This is not the first time Morocco has used refugees as leverage against Europe. Back in 2017, the kingdom opened the borders to Ceuta and Melilla in response to a ruling by the European Supreme Court (ECJ). The ECJ ruled that the free trade agreement between the EU and Morocco did not apply to Western Sahara because it had a "separate and distinct status."

Perseverance in the refugee camp

On September 29, two rulings of the ECJ on the free trade and fisheries agreement with Morocco are again expected to go in the same direction. Thus, while the occupying power uses one refugee as a pawn, Morocco, on the other hand, ensures that the Sahrawi refugees continue to endure in the camps in the Algerian desert 30 years after the ceasefire agreement.

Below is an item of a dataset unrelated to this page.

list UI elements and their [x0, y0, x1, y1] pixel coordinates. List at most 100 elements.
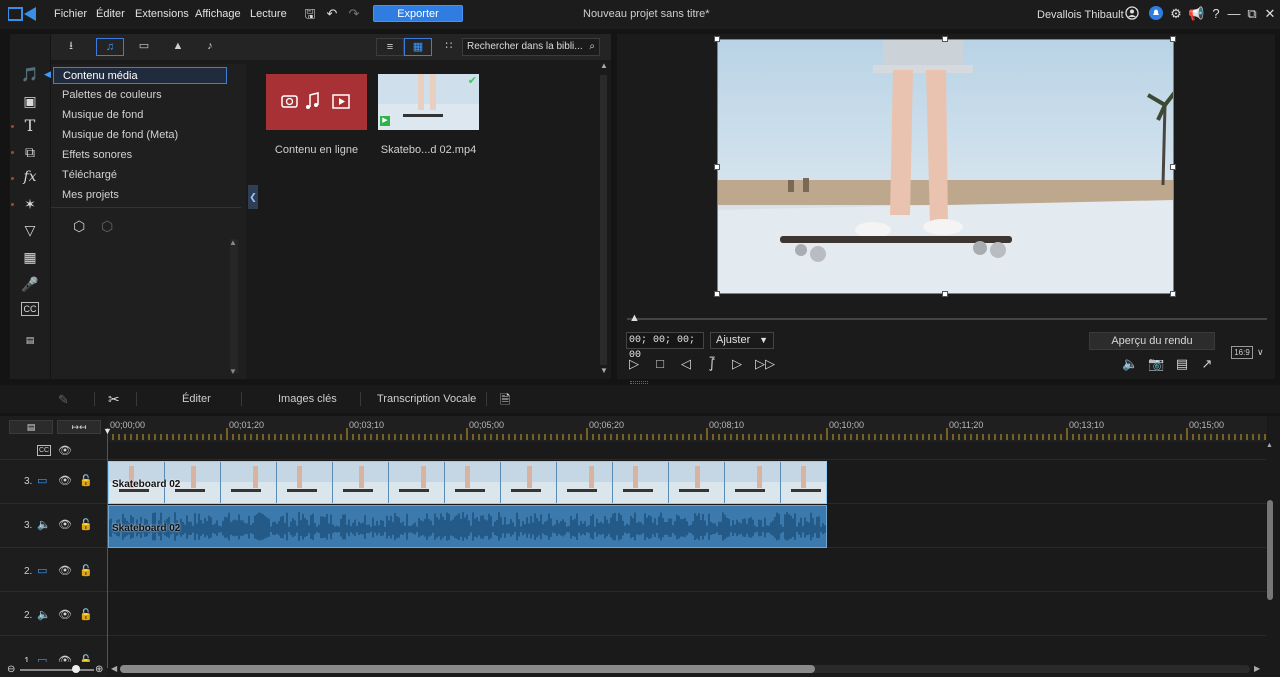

There were developments at the UN in the middle of this month. After lengthy negotiations, Morocco has now joined the Polisario in accepting Staffan de Mistura, an Italo-Swede, as the new special envoy for Western Sahara. The post had been vacant since Horst Köhler resigned in March 2019. The former German president did bring the conflict parties back to the negotiating table for two rounds in a long time, but without rapprochement or results. Whether de Mistura, an experienced diplomat and mediator, will actually succeed in bringing movement to the deadlocked conflict remains to be seen. Meanwhile, another generation of young Sahrawis is growing up in the refugee camps in the desert.